Элен побледнела, внутри у нее все сжалось. И все же она не осмелилась прервать поток откровений Александра.
– Да, я думал о тебе и о Веро! По радио передавали симфонию Бетховена, которую ты играла когда-то, еще в Вендури. Я чувствовал себя чужим в этой жизни, которую презирал. Клеман спал на заднем сиденье. Магали подтрунивала надо мной, называла глупыми уменьшительными словечками, потому что знала: я этого терпеть не могу. На какую-то секунду я отвлекся – и поперек дороги уже этот громадный грузовик!
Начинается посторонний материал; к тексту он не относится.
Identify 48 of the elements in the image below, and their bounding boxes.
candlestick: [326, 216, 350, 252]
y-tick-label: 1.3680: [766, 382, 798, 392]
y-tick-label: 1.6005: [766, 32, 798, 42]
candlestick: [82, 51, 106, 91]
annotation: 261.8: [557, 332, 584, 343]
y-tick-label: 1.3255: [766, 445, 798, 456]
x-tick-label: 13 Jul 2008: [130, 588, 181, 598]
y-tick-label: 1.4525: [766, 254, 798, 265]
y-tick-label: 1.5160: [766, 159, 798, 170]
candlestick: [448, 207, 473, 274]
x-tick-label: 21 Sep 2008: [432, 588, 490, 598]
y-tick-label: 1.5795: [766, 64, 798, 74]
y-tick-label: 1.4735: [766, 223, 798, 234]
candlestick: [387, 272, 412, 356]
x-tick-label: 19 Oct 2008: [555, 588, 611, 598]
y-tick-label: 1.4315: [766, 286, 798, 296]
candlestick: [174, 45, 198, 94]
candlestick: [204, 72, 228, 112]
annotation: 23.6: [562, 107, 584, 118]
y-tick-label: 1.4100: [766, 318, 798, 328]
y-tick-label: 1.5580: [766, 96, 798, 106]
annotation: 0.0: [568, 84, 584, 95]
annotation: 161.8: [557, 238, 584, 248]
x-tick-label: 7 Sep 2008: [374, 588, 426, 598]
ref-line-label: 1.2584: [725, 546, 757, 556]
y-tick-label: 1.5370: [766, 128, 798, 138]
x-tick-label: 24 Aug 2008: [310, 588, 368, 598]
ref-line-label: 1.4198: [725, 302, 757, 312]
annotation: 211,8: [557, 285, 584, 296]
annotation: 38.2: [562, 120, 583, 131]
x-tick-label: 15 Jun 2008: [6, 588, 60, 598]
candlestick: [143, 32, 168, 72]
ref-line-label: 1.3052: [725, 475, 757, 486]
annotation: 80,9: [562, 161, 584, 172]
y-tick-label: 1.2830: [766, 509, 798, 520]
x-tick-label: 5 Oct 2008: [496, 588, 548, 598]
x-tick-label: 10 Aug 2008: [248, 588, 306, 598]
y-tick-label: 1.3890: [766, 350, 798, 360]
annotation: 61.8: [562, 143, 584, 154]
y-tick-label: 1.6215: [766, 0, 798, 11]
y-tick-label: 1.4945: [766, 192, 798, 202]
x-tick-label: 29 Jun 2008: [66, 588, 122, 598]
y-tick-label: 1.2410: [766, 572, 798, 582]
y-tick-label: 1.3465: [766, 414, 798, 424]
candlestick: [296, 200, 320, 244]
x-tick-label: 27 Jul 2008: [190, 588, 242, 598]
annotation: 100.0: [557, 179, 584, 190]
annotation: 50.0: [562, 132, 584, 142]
Удар, наверное, был страшной силы…
– Твой сын остался жив и цел, это просто чудо!
– Мой сын! Сын проклятого священника и его любовницы! Знаешь, Элен, пока мы были в разлуке, я много думал. И слова епископа преследовали меня все эти годы – изо дня в день, месяц за месяцем! Да что там, каждый час моей жизни! Он ведь предостерегал меня, ты помнишь?
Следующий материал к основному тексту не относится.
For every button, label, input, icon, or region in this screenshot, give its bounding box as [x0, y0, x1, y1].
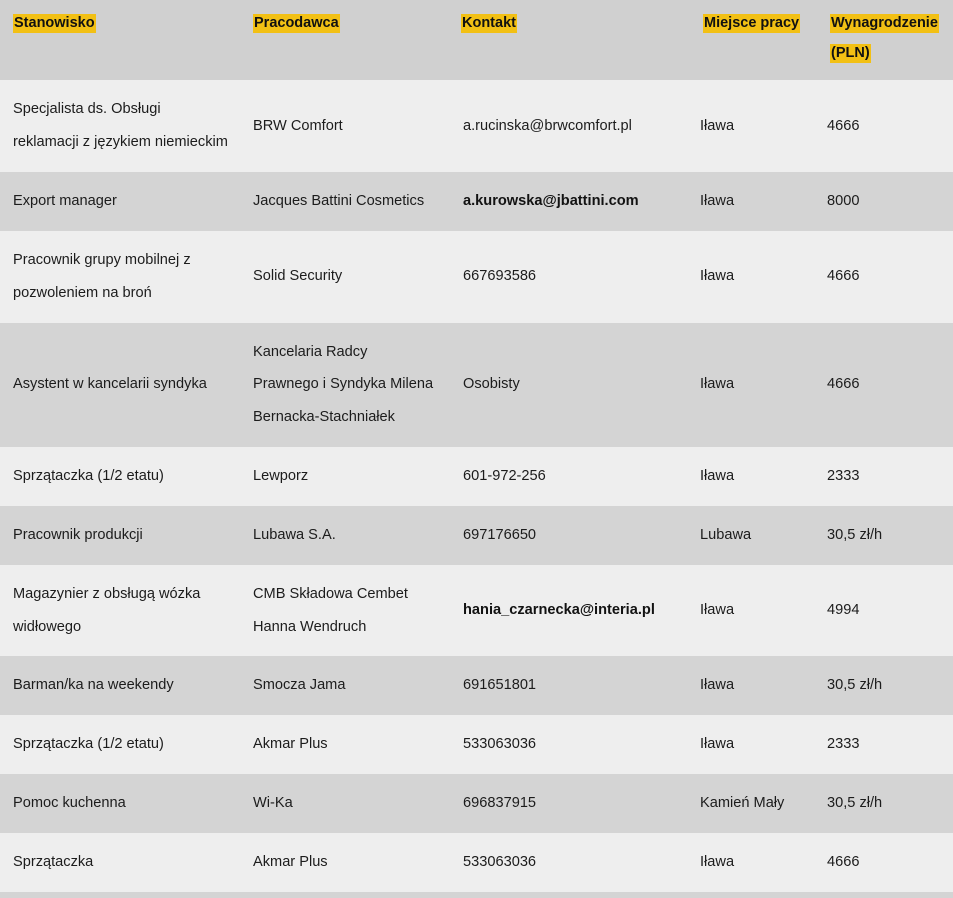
cell-position: Asystent w kancelarii syndyka [13, 376, 207, 393]
cell-place: Iława [700, 468, 735, 485]
header-label: Wynagrodzenie (PLN) [830, 14, 939, 63]
cell-employer: Akmar Plus [253, 853, 328, 870]
table-row[interactable]: Sprzątaczka Akmar Plus 533063036 Iława 4666 [0, 832, 953, 892]
next-row-partial [0, 891, 953, 898]
cell-employer: Jacques Battini Cosmetics [253, 193, 425, 210]
cell-employer: Akmar Plus [253, 736, 328, 753]
cell-place: Iława [700, 376, 735, 393]
cell-employer: Smocza Jama [253, 677, 346, 694]
cell-salary: 30,5 zł/h [827, 677, 883, 694]
cell-place: Iława [700, 602, 735, 619]
cell-position: Barman/ka na weekendy [13, 677, 174, 694]
cell-employer: BRW Comfort [253, 117, 343, 134]
cell-employer: Kancelaria Radcy Prawnego i Syndyka Mile… [253, 343, 434, 426]
cell-place: Iława [700, 736, 735, 753]
table-row[interactable]: Pracownik grupy mobilnej z pozwoleniem n… [0, 230, 953, 323]
cell-salary: 4666 [827, 853, 860, 870]
table-row[interactable]: Pomoc kuchenna Wi-Ka 696837915 Kamień Mały 3… [0, 774, 953, 833]
cell-contact: hania_czarnecka@interia.pl [463, 602, 655, 619]
cell-employer: Lewporz [253, 468, 309, 485]
cell-contact: a.rucinska@brwcomfort.pl [463, 117, 632, 134]
cell-contact: 667693586 [463, 268, 537, 285]
cell-position: Magazynier z obsługą wózka widłowego [13, 585, 201, 635]
cell-place: Lubawa [700, 526, 752, 543]
header-label: Stanowisko [13, 14, 96, 33]
cell-contact: 697176650 [463, 526, 537, 543]
cell-position: Pracownik produkcji [13, 526, 143, 543]
table-row[interactable]: Pracownik produkcji Lubawa S.A. 697176650 L… [0, 505, 953, 565]
cell-position: Pomoc kuchenna [13, 795, 126, 812]
table-row[interactable]: Barman/ka na weekendy Smocza Jama 69165180… [0, 656, 953, 716]
cell-salary: 2333 [827, 468, 860, 485]
cell-salary: 2333 [827, 736, 860, 753]
table-row[interactable]: Sprzątaczka (1/2 etatu) Lewporz 601-972-25… [0, 447, 953, 506]
header-col-salary[interactable]: Wynagrodzenie (PLN) [817, 0, 953, 80]
header-col-employer[interactable]: Pracodawca [240, 0, 448, 80]
cell-contact: 533063036 [463, 853, 537, 870]
cell-employer: Wi-Ka [253, 795, 293, 812]
cell-place: Iława [700, 677, 735, 694]
cell-contact: 601-972-256 [463, 468, 546, 485]
cell-contact: Osobisty [463, 376, 520, 393]
header-col-place[interactable]: Miejsce pracy [690, 0, 817, 80]
cell-salary: 4666 [827, 268, 860, 285]
cell-place: Iława [700, 853, 735, 870]
cell-position: Export manager [13, 193, 117, 210]
cell-salary: 4666 [827, 376, 860, 393]
cell-position: Sprzątaczka (1/2 etatu) [13, 468, 164, 485]
table-body: Specjalista ds. Obsługi reklamacji z jęz… [0, 80, 953, 892]
cell-salary: 8000 [827, 193, 860, 210]
cell-employer: CMB Składowa Cembet Hanna Wendruch [253, 585, 408, 635]
table-header-row: Stanowisko Pracodawca Kontakt Miejsce pracy… [0, 0, 953, 81]
cell-contact: 533063036 [463, 736, 537, 753]
table-row[interactable]: Sprzątaczka (1/2 etatu) Akmar Plus 5330630… [0, 715, 953, 775]
cell-employer: Solid Security [253, 268, 343, 285]
cell-salary: 30,5 zł/h [827, 526, 883, 543]
cell-place: Kamień Mały [700, 795, 785, 812]
cell-contact: a.kurowska@jbattini.com [463, 193, 639, 210]
cell-salary: 4666 [827, 117, 860, 134]
cell-salary: 4994 [827, 602, 860, 619]
header-label: Miejsce pracy [703, 14, 801, 33]
header-label: Kontakt [461, 14, 517, 33]
cell-salary: 30,5 zł/h [827, 795, 883, 812]
cell-position: Specjalista ds. Obsługi reklamacji z jęz… [13, 101, 228, 151]
cell-employer: Lubawa S.A. [253, 526, 336, 543]
cell-position: Sprzątaczka (1/2 etatu) [13, 736, 164, 753]
header-label: Pracodawca [253, 14, 340, 33]
table-header: Stanowisko Pracodawca Kontakt Miejsce pracy… [0, 0, 953, 81]
cell-place: Iława [700, 193, 735, 210]
cell-contact: 696837915 [463, 795, 537, 812]
cell-place: Iława [700, 268, 735, 285]
table-row[interactable]: Asystent w kancelarii syndyka Kancelaria … [0, 322, 953, 448]
cell-position: Sprzątaczka [13, 853, 94, 870]
cell-position: Pracownik grupy mobilnej z pozwoleniem n… [13, 251, 191, 301]
table-row[interactable]: Export manager Jacques Battini Cosmetics a… [0, 172, 953, 231]
cell-contact: 691651801 [463, 677, 537, 694]
header-col-contact[interactable]: Kontakt [448, 0, 690, 80]
header-col-position[interactable]: Stanowisko [0, 0, 240, 80]
cell-place: Iława [700, 117, 735, 134]
table-row[interactable]: Magazynier z obsługą wózka widłowego CMB … [0, 564, 953, 657]
table-row[interactable]: Specjalista ds. Obsługi reklamacji z jęz… [0, 80, 953, 173]
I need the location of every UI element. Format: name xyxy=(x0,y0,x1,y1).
– Я помню, – едва слышно проговорила молодая женщина.
– Но я не послушался, я был ослеплен страстью, которую к тебе испытывал. И дорого заплатил за свое отступничество. С тобой я могу говорить откровенно, Элен… Думаю, я не создан для мирской жизни. И если бы все можно было переиграть…
Александр упал на подушку, и лицо его было искажено страданием. Элен же не могла ни шевельнуть рукой, ни вымолвить хотя бы слово. Может, он не так уж и заблуждается?
– Когда я вспоминаю, как жил после того, как отказался от сана, – продолжал Александр, – я вижу только длинную череду ошибок, неисполненных обязательств и дурных поступков. Смерть нашего первого ребенка, наши с тобой ссоры, измены… Твоя боль и моя… Те годы в Ульгате, когда мы старались сохранить семью, а она рассыпалась… хотя, конечно, у нас есть Веро – роза, расцветшая посреди хаоса!